Часто повторяющаяся мысль, что жизнь может неожиданно оборваться, внушена была не боязнью смерти, а сознанием огромности той задачи, которую ставил себе писатель. В день Рош-Га-Шана 1909 г. среди пурпура и золота северной осени молится он о том, чтобы ему "дано было закончить любимый труд прежде чем уйти из мира". Он вырезал эту дату - 3 сентября 1909 - на коре березы; кусок коры, срезанный спустя несколько лет, при разлуке с Финляндией, хранился в ящике письменного стола еще в рижские дни...

Редакционная работа не только отнимала много времени, но была источником постоянных волнений. Цензура зорко следила за обоими русско-еврейскими журналами; доносы черносотенной (156) печати усиливали ее бдительность. Материально "Еврейский Мир" был необеспечен, и редакция решила превратить его в политический еженедельник. С. Дубнов одобрял это решение, но вследствие недостатка времени вынужден был уклониться от участия в редакции. Журналу, впрочем, не суждена была долгая жизнь: не имея прочной общественной опоры, он вскоре закрылся.

На исходе 1909 г. С. Дубнов окончательно решил отказаться от многих литературно-общественных обязанностей ради работы над многотомным трудом. Готовясь к этому труду, он вдруг ощутил острую тоску по старым друзьям, по тому городу, где прошли зрелые годы жизни, и решил съездить в Одессу.

(157)

ГЛАВА ДВАДЦАТАЯ

НАД БОЛЬШИМ ТРУДОМ

В ночь на 1-е января 1910 г. писатель, гостящий у одесских родственников, предается воспоминаниям. "Сейчас, - пишет он в дневнике - родился новый год в старом городе, где протекла почти половина моей литературной жизни. Уже видел старых друзей и знакомых ... Третьего дня гуляли компанией в парке. А сегодня вечером я бродил один по знакомому кварталу... Было тихо и малолюдно на плохо освещенных улицах, но я хорошо разглядел силуэты знакомых домов, и передо мною пронеслись 1891-1903 годы, и тени былого шли со мной рядом, шептали о былых порывах, о последнем периоде молодости с его душевными кризисами и внешней борьбой. Теперь брожу здесь, как по кладбищу ... Постарел, опустился город, и как будто глубокий траур навис над ним после кровавых октябрьских дней. Хожу по улицам и часто думаю: вот этот тротуар был обагрен кровью моих братьев, вот тут горсть героев самообороны была расстреляна солдатами, охранявшими громил и убийц. Некогда сияющий, жизнерадостный город притих под дыханием этих кровавых - призраков..."

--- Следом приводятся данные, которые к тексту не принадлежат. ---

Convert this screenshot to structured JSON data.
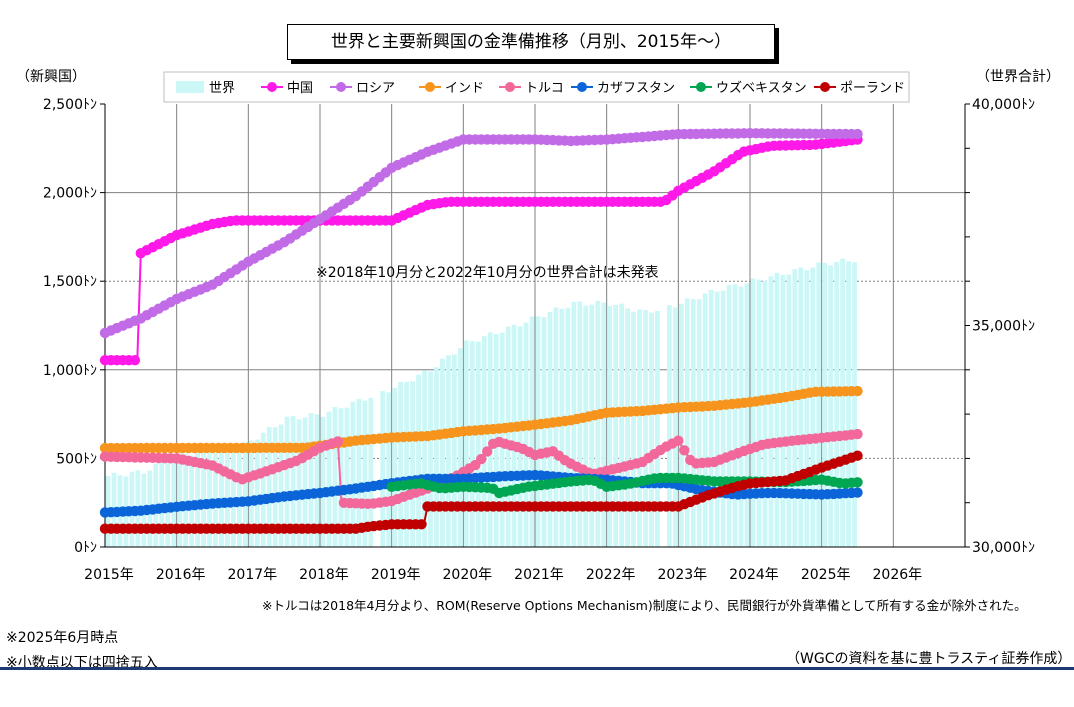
{
  "chart_data": {
    "type": "line",
    "title": "世界と主要新興国の金準備推移（月別、2015年～）",
    "left_axis": {
      "unit_label": "（新興国）",
      "min": 0,
      "max": 2500,
      "step": 500,
      "tick_labels": [
        "0ﾄﾝ",
        "500ﾄﾝ",
        "1,000ﾄﾝ",
        "1,500ﾄﾝ",
        "2,000ﾄﾝ",
        "2,500ﾄﾝ"
      ]
    },
    "right_axis": {
      "unit_label": "（世界合計）",
      "min": 30000,
      "max": 40000,
      "tick_labels": [
        "30,000ﾄﾝ",
        "35,000ﾄﾝ",
        "40,000ﾄﾝ"
      ]
    },
    "x_axis": {
      "start": 2015,
      "end": 2027,
      "tick_labels": [
        "2015年",
        "2016年",
        "2017年",
        "2018年",
        "2019年",
        "2020年",
        "2021年",
        "2022年",
        "2023年",
        "2024年",
        "2025年",
        "2026年"
      ]
    },
    "grid": true,
    "legend_position": "top",
    "world": {
      "name": "世界",
      "color": "#ccf7f7",
      "axis": "right",
      "points": [
        [
          2015.0,
          31600
        ],
        [
          2015.5,
          31700
        ],
        [
          2016.0,
          32100
        ],
        [
          2016.8,
          32200
        ],
        [
          2017.5,
          32900
        ],
        [
          2018.0,
          33000
        ],
        [
          2018.5,
          33300
        ],
        [
          2019.0,
          33600
        ],
        [
          2019.5,
          34000
        ],
        [
          2020.0,
          34600
        ],
        [
          2020.7,
          35000
        ],
        [
          2021.0,
          35200
        ],
        [
          2021.5,
          35500
        ],
        [
          2022.0,
          35500
        ],
        [
          2022.5,
          35300
        ],
        [
          2023.0,
          35500
        ],
        [
          2023.5,
          35800
        ],
        [
          2024.0,
          36000
        ],
        [
          2024.5,
          36200
        ],
        [
          2025.0,
          36400
        ],
        [
          2025.5,
          36500
        ]
      ],
      "missing": [
        "2018年10月",
        "2022年10月"
      ]
    },
    "series": [
      {
        "name": "中国",
        "color": "#ff19e8",
        "points": [
          [
            2015.0,
            1054
          ],
          [
            2015.45,
            1054
          ],
          [
            2015.5,
            1658
          ],
          [
            2016.0,
            1760
          ],
          [
            2016.5,
            1823
          ],
          [
            2016.8,
            1843
          ],
          [
            2019.0,
            1843
          ],
          [
            2019.5,
            1930
          ],
          [
            2019.8,
            1948
          ],
          [
            2022.8,
            1948
          ],
          [
            2023.0,
            2010
          ],
          [
            2023.5,
            2120
          ],
          [
            2023.9,
            2230
          ],
          [
            2024.3,
            2264
          ],
          [
            2024.9,
            2270
          ],
          [
            2025.5,
            2299
          ]
        ]
      },
      {
        "name": "ロシア",
        "color": "#c26be6",
        "points": [
          [
            2015.0,
            1208
          ],
          [
            2015.5,
            1290
          ],
          [
            2016.0,
            1400
          ],
          [
            2016.5,
            1480
          ],
          [
            2017.0,
            1610
          ],
          [
            2017.5,
            1720
          ],
          [
            2018.0,
            1850
          ],
          [
            2018.5,
            1980
          ],
          [
            2019.0,
            2140
          ],
          [
            2019.5,
            2230
          ],
          [
            2020.0,
            2300
          ],
          [
            2021.0,
            2300
          ],
          [
            2021.5,
            2292
          ],
          [
            2022.0,
            2299
          ],
          [
            2023.0,
            2330
          ],
          [
            2024.0,
            2335
          ],
          [
            2025.5,
            2330
          ]
        ]
      },
      {
        "name": "インド",
        "color": "#f7941d",
        "points": [
          [
            2015.0,
            558
          ],
          [
            2017.8,
            560
          ],
          [
            2018.5,
            600
          ],
          [
            2019.0,
            618
          ],
          [
            2019.5,
            626
          ],
          [
            2020.0,
            653
          ],
          [
            2020.5,
            668
          ],
          [
            2021.0,
            690
          ],
          [
            2021.5,
            715
          ],
          [
            2022.0,
            758
          ],
          [
            2022.5,
            768
          ],
          [
            2023.0,
            787
          ],
          [
            2023.5,
            797
          ],
          [
            2024.0,
            817
          ],
          [
            2024.5,
            846
          ],
          [
            2024.9,
            876
          ],
          [
            2025.5,
            880
          ]
        ]
      },
      {
        "name": "トルコ",
        "color": "#f2689b",
        "points": [
          [
            2015.0,
            510
          ],
          [
            2015.5,
            505
          ],
          [
            2016.0,
            500
          ],
          [
            2016.5,
            460
          ],
          [
            2016.9,
            380
          ],
          [
            2017.2,
            420
          ],
          [
            2017.7,
            490
          ],
          [
            2018.0,
            560
          ],
          [
            2018.25,
            596
          ],
          [
            2018.3,
            250
          ],
          [
            2018.7,
            243
          ],
          [
            2019.0,
            260
          ],
          [
            2019.5,
            330
          ],
          [
            2019.9,
            400
          ],
          [
            2020.2,
            470
          ],
          [
            2020.45,
            600
          ],
          [
            2020.6,
            580
          ],
          [
            2020.8,
            560
          ],
          [
            2021.0,
            520
          ],
          [
            2021.25,
            540
          ],
          [
            2021.45,
            480
          ],
          [
            2021.8,
            410
          ],
          [
            2022.0,
            430
          ],
          [
            2022.5,
            480
          ],
          [
            2022.8,
            560
          ],
          [
            2023.0,
            600
          ],
          [
            2023.2,
            470
          ],
          [
            2023.5,
            480
          ],
          [
            2023.9,
            540
          ],
          [
            2024.2,
            580
          ],
          [
            2024.6,
            600
          ],
          [
            2025.0,
            616
          ],
          [
            2025.5,
            637
          ]
        ]
      },
      {
        "name": "カザフスタン",
        "color": "#0b64d8",
        "points": [
          [
            2015.0,
            195
          ],
          [
            2015.5,
            205
          ],
          [
            2016.0,
            227
          ],
          [
            2016.5,
            245
          ],
          [
            2017.0,
            258
          ],
          [
            2017.5,
            285
          ],
          [
            2018.0,
            305
          ],
          [
            2018.5,
            330
          ],
          [
            2019.0,
            360
          ],
          [
            2019.5,
            385
          ],
          [
            2020.0,
            385
          ],
          [
            2020.5,
            398
          ],
          [
            2021.0,
            406
          ],
          [
            2021.5,
            390
          ],
          [
            2022.0,
            380
          ],
          [
            2022.5,
            360
          ],
          [
            2022.9,
            360
          ],
          [
            2023.3,
            322
          ],
          [
            2023.8,
            296
          ],
          [
            2024.3,
            306
          ],
          [
            2025.0,
            296
          ],
          [
            2025.5,
            307
          ]
        ]
      },
      {
        "name": "ウズベキスタン",
        "color": "#00a651",
        "points": [
          [
            2019.0,
            340
          ],
          [
            2019.4,
            360
          ],
          [
            2019.7,
            330
          ],
          [
            2020.0,
            340
          ],
          [
            2020.4,
            333
          ],
          [
            2020.5,
            305
          ],
          [
            2020.9,
            340
          ],
          [
            2021.5,
            370
          ],
          [
            2021.8,
            380
          ],
          [
            2022.0,
            340
          ],
          [
            2022.3,
            355
          ],
          [
            2022.7,
            390
          ],
          [
            2023.0,
            390
          ],
          [
            2023.5,
            370
          ],
          [
            2024.0,
            370
          ],
          [
            2024.5,
            366
          ],
          [
            2025.0,
            380
          ],
          [
            2025.3,
            358
          ],
          [
            2025.5,
            365
          ]
        ]
      },
      {
        "name": "ポーランド",
        "color": "#c00000",
        "points": [
          [
            2015.0,
            103
          ],
          [
            2016.0,
            103
          ],
          [
            2017.0,
            103
          ],
          [
            2018.0,
            103
          ],
          [
            2018.5,
            103
          ],
          [
            2018.7,
            116
          ],
          [
            2019.0,
            128
          ],
          [
            2019.45,
            128
          ],
          [
            2019.5,
            229
          ],
          [
            2021.0,
            229
          ],
          [
            2022.0,
            229
          ],
          [
            2023.0,
            229
          ],
          [
            2023.4,
            290
          ],
          [
            2023.8,
            340
          ],
          [
            2024.0,
            359
          ],
          [
            2024.5,
            376
          ],
          [
            2025.0,
            448
          ],
          [
            2025.5,
            515
          ]
        ]
      }
    ],
    "annotations": [
      "※2018年10月分と2022年10月分の世界合計は未発表"
    ]
  },
  "notes": {
    "turkey": "※トルコは2018年4月分より、ROM(Reserve Options Mechanism)制度により、民間銀行が外貨準備として所有する金が除外された。",
    "as_of": "※2025年6月時点",
    "rounding": "※小数点以下は四捨五入",
    "source": "（WGCの資料を基に豊トラスティ証券作成）"
  }
}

Очень обрадовался старому другу С. Абрамович. Семидесятипятилетний писатель недавно вернулся из лекторского турне по Литве и Польше, где его шумно чествовали. Он был бодр и оживлен и рассказывал с большим воодушевлением о своей поездке и ближайших литературных планах. С. Дубнов застал у него Бялика и Равницкого; возобновилась беседа, прерванная шесть лет назад. Писатели, основавшие издательство "Мория", горячо убеждали С. Дубнова начать писать по древнееврейски. Он обещал (158) приложить все усилия к тому, чтобы одновременно с оригиналом печатался древнееврейский перевод "Истории".

Общественная атмосфера изменилась за последние годы. Проблема национального воспитания по-прежнему волновала умы одесситов, но споры шли уже не между националистами и ассимиляторами, а между гебраистами и идишистами. Гость старался держаться вдали от шумных собраний. Он настроен был элегически и бродил целыми часами по парку, не расставаясь со своим дневником. 4-го января он отмечает: "пишу на холмике у колонны, где в былые годы сиживал, обдумывая свои произведения, читая, мечтая. Как будто не 6 лет тому назад, а только вчера был здесь" ... Писателя тянуло в глухой переулок к двухэтажному дому с садом: в этих стенах, приютивших теперь чужих людей, еще жила, казалось, прежняя жизнь - работа, раздумье, тайная, гложущая сердце тоска. Много воспоминаний будило и другое брошенное гнездо, находившееся по соседству, где жил в былые годы Ахад-Гаам...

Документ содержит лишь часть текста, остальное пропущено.